De heer Heemskerk was van plan om mondelinge vragen over dit onderwerp te stellen. Daarvoor heb ik geen toestemming gegeven met als argument dat dit een kwestie is waarvoor het kabinet geen verantwoordelijkheid draagt. Zoals altijd laat ik mij er echter graag van overtuigen dat dit niet waar is, maar dat was mijn uitgangspunt. Ik geef de heer Heemskerk de gelegenheid om daarop te reageren.

De heer Heemskerk (PvdA):

Dat heb ik inderdaad van de Griffier vernomen. Het is juist dat de NMa een eigen verantwoordelijkheid heeft op het terrein van het toetsen van fusies. In dit geval willen ziekenfondsen fuseren. Dat valt dus onder de huidige wetgeving. Naar mijn idee is dat de verantwoordelijkheid van de minister van VWS. Wij kunnen constateren dat men daarop nu anticipeert. Men zal de koek verdelen en er zal bij verzekeraars een machtsbundeling ontstaan. Als die nieuwe wet dan eenmaal van kracht is en er wellicht een nieuwe toezichthouder is, zijn wij te laat. Ik hecht er daarom aan om zo spoedig mogelijk met de minister van VWS en die van EZ over deze kwestie te spreken.

De voorzitter:

Het verzoek is duidelijk. Ik geef andere leden de gelegenheid om daarop te reageren.

De heer Bakker (D66):

Los van de vraag wat de huidige bevoegdheden van de regering zijn, is het in ieder geval de bedoeling de regering of de zorgautoriteit wat dit betreft om goede redenen bevoegdheden toe te kennen. Het lijkt mij dus relevant om deze kwestie hier aan de orde te stellen.

Mevrouw Schippers (VVD):

Ik ondersteun het verzoek om voor de komende periode, tot op het moment dat de nieuwe zorgverzekeringswet van kracht wordt, duidelijkheid te verkrijgen.

De heer Omtzigt (CDA):

Ook mijn fractie ondersteunt het verzoek, zeker nu de Wet marktwerking gezondheidszorg ons nog niet heeft bereikt. Het lijkt ons goed om zo spoedig mogelijk met de ministers over deze kwestie te spreken.
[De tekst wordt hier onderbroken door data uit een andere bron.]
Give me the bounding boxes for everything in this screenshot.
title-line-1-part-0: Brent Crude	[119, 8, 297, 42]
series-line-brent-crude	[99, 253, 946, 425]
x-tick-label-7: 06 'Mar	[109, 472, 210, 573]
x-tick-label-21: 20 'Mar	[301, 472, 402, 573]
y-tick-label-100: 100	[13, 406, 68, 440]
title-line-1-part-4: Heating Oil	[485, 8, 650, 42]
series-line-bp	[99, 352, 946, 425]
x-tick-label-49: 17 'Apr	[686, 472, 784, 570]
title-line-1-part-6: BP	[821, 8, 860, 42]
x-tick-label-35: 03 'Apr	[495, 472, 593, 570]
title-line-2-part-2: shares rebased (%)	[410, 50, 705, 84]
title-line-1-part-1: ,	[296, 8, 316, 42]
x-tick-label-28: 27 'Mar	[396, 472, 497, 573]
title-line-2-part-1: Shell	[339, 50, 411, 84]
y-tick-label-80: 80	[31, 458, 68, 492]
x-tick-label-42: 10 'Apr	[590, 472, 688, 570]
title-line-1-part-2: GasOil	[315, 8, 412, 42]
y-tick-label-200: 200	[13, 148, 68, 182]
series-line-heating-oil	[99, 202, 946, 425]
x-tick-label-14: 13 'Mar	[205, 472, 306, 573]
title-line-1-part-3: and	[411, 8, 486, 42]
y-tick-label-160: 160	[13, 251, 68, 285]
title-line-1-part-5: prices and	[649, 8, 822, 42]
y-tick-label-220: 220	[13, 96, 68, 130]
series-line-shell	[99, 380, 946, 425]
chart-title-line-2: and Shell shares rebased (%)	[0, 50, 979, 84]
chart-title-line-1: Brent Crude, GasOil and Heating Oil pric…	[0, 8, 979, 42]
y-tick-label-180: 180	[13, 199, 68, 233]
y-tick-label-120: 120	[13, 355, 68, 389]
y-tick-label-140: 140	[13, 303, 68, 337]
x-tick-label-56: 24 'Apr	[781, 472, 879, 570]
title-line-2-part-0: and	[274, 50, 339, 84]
De heer Vendrik (GroenLinks):

Deze kwestie hoort inderdaad op de politieke agenda thuis. Ongeacht of privatisering hierbij aan de orde is, gaat dit onderwerp ons allemaal aan. Ik kan mij ook voorstellen dat wij de bewindslieden vragen om op een zo kort mogelijke termijn te reageren, opdat wij bijvoorbeeld ook het debat over de invoeringswet, dat naar mijn idee over twee weken is gepland, kunnen benutten om deze kwestie te bespreken.

De voorzitter:

Dat debat is inderdaad in de laatste week voor het zomerreces gepland. Ik geef tot slot de heer Heemskerk het woord.

De heer Heemskerk (PvdA):

Gezien de urgentie en de onduidelijkheid houd ik vast aan mijn verzoek om deze week een spoeddebat over dit onderwerp te houden.

De voorzitter:

Ik stel voor om het debat deze week te houden, tijdens één van de gaten die in de agenda zijn gevallen. Hoogstwaarschijnlijk zal dit morgen zijn. Ik stel voor, de spreektijd vast te stellen op twee minuten per fractie. Dat moet voldoende zijn als er concrete en duidelijke vragen worden gesteld, zoals u ook hebt gedaan.

Daartoe wordt besloten.

De voorzitter:

Het woord is aan de heer Cornielje.

De heer Cornielje (VVD):

Voorzitter. Vorige week hebben de leden van de vaste commissie voor Binnenlandse Zaken en Koninkrijksrelaties een algemeen overleg gevoerd met de minister van BZK over de veiligheidsregio en de crisisbeheersing. Ik verzoek, het verslag van dit overleg op de agenda te plaatsen, in elk geval vóór het reces.

De voorzitter:

Ik stel voor, aan dit verzoek te voldoen en dit punt toe te voegen aan de agenda van volgende week of de week daarna.

Daartoe wordt besloten.

De voorzitter:

Het woord is aan mevrouw Van der Laan.

Mevrouw Van der Laan (D66):

Voorzitter. Ik bied u mijn nederigste excuses aan dat ik te laat was bij de regeling. Ik dank u dat u over uw hart hebt gestreken en mij alsnog het woord geeft. Ik verzoek om uitstel van de stemming over punt 3, de OM-afdoening, en van de stemming over punt 8 inzake de afgeschermde getuige.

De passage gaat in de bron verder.